Stakeholder organizations could provide links to this information on their respective websites and direct members with questions or concerns to the online material. Another longstanding vision of PACED is funding for a traditional electronic media (television and radio) public service announcement (PSA) campaign.

The messaging in the awareness campaign will be designed to initially steer at risk children to their family physician and ultimately to the regional centre of excellence for paediatric cardiology where a comprehensive work-up and definitive diagnosis will be completed. A few of the measurable outcomes of this initiative will include:

  1. An increase in the number of patients being appropriately referred to the regional centre of excellence.
  2. A decrease in the number of patients being inappropriately referred.
  3. An increase in the diagnosis of IHRD’s in the regions paediatric population
  4. A decrease in incidence of sudden cardiac arrest in the paediatric population

A Canadian Pilot in ECG Screening

There is a worldwide movement toward ECG screening for teenagers, especially competitive athletes, for the purpose of identifying underlying heart rhythm disorders including both cardiomyopathies and channelopathies. To date we are unaware of any ECG screening projects conducted in Canada. It would be instructive to complete a pilot that includes enough subjects to give the study horsepower, a minimum of 1,000 and perhaps even double that number. From the very beginning we wish to state that we would want no more than one third of study participants to be competitive athletes. Genetic diseases do not recognize athletic ability and will visit any child without discrimination.

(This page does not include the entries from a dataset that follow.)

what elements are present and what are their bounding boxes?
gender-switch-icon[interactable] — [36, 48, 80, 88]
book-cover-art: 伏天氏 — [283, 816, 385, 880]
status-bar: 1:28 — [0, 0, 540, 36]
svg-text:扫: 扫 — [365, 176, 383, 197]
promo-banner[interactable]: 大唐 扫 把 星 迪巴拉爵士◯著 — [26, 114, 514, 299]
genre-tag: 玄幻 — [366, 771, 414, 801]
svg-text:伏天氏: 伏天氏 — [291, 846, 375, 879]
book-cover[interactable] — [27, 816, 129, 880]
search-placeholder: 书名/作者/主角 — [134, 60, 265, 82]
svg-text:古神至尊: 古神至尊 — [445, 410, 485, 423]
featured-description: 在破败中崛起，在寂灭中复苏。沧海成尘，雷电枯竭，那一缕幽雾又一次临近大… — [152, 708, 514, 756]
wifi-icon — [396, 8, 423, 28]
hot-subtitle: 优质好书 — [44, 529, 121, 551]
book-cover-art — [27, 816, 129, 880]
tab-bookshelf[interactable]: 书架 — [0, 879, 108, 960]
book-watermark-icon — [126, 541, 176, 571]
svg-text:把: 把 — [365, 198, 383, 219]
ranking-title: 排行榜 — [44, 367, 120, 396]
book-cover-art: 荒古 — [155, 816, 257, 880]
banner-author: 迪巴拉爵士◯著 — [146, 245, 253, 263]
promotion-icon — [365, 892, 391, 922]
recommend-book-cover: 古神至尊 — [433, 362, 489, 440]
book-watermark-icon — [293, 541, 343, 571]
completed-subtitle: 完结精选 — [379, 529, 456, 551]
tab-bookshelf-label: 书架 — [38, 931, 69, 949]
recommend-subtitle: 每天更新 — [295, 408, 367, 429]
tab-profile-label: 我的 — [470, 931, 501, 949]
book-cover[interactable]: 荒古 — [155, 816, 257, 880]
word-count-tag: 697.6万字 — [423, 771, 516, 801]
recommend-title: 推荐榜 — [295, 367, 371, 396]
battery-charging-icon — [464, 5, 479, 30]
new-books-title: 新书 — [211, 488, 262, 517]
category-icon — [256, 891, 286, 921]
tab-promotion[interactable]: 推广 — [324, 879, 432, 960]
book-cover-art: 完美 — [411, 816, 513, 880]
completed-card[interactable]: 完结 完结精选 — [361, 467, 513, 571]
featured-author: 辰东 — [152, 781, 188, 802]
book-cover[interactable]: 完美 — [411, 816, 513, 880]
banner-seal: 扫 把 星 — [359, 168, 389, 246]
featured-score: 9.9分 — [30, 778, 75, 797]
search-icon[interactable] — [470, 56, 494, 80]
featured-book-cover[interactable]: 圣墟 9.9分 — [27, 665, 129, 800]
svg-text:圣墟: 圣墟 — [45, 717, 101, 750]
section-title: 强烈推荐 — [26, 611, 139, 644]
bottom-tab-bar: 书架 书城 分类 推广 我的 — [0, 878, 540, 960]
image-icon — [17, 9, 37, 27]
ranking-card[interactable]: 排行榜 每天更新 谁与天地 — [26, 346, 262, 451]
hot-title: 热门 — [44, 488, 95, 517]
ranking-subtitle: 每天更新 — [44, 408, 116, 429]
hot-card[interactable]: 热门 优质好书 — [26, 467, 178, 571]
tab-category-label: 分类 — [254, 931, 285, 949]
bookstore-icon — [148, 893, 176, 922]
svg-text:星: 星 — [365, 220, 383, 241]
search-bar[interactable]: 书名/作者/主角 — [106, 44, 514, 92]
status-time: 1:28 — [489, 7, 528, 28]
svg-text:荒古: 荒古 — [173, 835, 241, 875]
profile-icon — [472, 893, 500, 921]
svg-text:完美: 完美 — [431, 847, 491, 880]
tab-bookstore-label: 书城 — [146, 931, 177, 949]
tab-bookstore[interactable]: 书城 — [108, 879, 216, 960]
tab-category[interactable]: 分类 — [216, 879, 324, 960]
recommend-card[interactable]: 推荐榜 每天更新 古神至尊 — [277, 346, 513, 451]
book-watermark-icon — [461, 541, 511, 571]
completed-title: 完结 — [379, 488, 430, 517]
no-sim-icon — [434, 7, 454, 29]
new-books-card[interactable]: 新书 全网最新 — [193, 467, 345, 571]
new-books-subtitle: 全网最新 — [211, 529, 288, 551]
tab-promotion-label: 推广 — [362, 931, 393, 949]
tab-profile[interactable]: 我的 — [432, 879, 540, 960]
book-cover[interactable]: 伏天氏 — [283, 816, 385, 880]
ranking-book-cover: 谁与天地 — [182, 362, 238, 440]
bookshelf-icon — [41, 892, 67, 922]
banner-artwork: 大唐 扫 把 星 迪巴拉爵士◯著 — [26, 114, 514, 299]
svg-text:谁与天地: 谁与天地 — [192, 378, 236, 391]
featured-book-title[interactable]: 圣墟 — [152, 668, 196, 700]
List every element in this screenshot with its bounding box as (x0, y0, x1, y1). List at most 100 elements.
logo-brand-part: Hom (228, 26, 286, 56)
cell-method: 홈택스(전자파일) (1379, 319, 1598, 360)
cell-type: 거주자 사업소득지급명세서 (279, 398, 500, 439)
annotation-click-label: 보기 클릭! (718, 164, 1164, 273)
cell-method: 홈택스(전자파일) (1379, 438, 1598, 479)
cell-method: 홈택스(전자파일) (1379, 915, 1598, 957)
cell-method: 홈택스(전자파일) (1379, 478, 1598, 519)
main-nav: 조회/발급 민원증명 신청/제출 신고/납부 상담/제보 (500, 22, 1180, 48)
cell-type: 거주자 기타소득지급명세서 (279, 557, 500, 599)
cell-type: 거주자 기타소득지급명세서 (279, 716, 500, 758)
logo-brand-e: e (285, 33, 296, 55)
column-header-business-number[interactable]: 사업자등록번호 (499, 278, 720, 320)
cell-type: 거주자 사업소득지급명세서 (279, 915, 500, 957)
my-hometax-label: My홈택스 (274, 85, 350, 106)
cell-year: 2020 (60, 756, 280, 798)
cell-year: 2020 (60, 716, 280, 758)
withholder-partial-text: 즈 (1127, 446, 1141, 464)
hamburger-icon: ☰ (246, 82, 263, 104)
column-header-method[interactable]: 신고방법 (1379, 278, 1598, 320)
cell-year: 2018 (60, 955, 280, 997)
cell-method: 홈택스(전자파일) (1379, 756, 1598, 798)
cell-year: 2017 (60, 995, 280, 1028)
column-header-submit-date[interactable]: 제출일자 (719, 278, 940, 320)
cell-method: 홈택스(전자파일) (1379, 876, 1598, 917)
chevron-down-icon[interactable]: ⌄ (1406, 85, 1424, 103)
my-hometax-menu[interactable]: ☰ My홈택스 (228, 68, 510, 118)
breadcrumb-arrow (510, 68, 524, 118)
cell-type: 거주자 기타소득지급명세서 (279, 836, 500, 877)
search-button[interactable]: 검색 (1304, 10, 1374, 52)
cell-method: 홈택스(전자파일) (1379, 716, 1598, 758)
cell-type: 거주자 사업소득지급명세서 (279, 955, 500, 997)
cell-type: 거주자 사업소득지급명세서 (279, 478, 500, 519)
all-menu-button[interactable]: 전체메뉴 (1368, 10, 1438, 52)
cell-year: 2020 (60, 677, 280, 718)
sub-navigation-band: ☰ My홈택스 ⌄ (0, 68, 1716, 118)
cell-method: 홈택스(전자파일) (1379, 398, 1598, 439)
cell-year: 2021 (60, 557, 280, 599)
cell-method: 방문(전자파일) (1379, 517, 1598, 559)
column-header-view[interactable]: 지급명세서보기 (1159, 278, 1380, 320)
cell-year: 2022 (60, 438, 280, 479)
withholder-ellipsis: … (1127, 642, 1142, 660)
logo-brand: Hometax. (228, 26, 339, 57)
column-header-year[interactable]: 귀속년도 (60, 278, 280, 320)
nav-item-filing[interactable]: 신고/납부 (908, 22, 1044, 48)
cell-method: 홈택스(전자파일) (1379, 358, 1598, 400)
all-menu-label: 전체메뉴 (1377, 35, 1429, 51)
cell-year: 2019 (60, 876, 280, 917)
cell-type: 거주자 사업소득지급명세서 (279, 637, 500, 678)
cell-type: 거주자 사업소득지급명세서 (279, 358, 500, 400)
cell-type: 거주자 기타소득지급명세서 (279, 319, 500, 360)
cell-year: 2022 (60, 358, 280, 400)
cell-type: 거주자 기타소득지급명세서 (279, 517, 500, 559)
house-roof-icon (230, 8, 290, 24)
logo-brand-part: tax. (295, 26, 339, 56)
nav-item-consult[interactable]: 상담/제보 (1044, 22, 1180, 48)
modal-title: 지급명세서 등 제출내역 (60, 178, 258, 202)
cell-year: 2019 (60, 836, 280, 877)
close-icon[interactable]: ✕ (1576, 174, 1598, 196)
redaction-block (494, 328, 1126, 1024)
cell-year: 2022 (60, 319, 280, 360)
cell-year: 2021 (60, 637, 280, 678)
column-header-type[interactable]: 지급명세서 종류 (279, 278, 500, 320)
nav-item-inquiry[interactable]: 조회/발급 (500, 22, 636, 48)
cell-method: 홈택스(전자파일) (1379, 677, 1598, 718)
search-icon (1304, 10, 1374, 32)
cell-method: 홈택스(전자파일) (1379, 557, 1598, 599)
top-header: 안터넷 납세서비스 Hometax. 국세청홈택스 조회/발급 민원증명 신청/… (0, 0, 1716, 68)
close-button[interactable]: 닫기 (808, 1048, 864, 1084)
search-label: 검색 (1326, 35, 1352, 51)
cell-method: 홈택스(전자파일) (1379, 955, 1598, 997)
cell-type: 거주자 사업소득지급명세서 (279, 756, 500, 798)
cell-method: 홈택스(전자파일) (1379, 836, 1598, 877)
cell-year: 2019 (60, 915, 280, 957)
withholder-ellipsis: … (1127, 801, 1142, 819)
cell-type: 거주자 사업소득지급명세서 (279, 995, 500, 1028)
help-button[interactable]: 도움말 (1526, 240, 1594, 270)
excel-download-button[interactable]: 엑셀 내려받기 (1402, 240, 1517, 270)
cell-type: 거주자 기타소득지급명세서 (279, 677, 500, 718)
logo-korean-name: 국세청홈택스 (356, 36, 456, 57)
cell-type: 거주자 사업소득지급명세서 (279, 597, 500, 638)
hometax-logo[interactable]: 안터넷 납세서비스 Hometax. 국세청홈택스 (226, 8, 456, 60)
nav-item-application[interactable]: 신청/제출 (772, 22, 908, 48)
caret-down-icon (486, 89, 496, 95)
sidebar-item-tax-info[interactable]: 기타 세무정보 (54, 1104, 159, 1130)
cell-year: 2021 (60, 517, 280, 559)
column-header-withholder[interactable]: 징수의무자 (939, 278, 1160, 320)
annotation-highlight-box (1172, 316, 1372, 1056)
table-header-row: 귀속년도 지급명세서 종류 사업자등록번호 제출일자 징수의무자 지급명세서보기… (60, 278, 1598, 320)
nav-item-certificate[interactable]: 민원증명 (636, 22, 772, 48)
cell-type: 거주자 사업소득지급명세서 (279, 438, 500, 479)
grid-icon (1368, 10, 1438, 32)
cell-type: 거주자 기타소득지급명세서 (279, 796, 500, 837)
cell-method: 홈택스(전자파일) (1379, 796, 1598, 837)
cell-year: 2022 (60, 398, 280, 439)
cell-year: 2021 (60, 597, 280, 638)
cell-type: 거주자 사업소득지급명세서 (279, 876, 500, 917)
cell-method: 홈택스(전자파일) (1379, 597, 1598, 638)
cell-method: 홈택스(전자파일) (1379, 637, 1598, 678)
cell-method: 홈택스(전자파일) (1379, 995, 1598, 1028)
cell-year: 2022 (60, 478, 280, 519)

The most referenced screening program was completed in northern Italy and attributes an 89% decrease in sudden cardiac arrest deaths amongst competitive athletes in the region to a comprehensive screening program. A more recent and equally compelling study from Switzerland was presented at the 2012 ESC Congress in Munich. The study found 1:250 athletes screened ultimately received a diagnosis of a potentially lethal heart arrhythmia http://www.medicalnewstoday.com/releases/249534.php

In order to simplify the inclusion process we propose that study be conducted with subjects that have attained the age of majority. A university would be an ideal place to complete the study. The magnitude and the endpoints for a screening program would be determined by funding levels and in-kind contributions. The barrier that we have encountered when proposing ECG screening programs in Canada has been finding qualified Cardiologists willing and/or able to read the ECG’s. Many screening programs in the US and UK have cardiologists that donate their time to the program.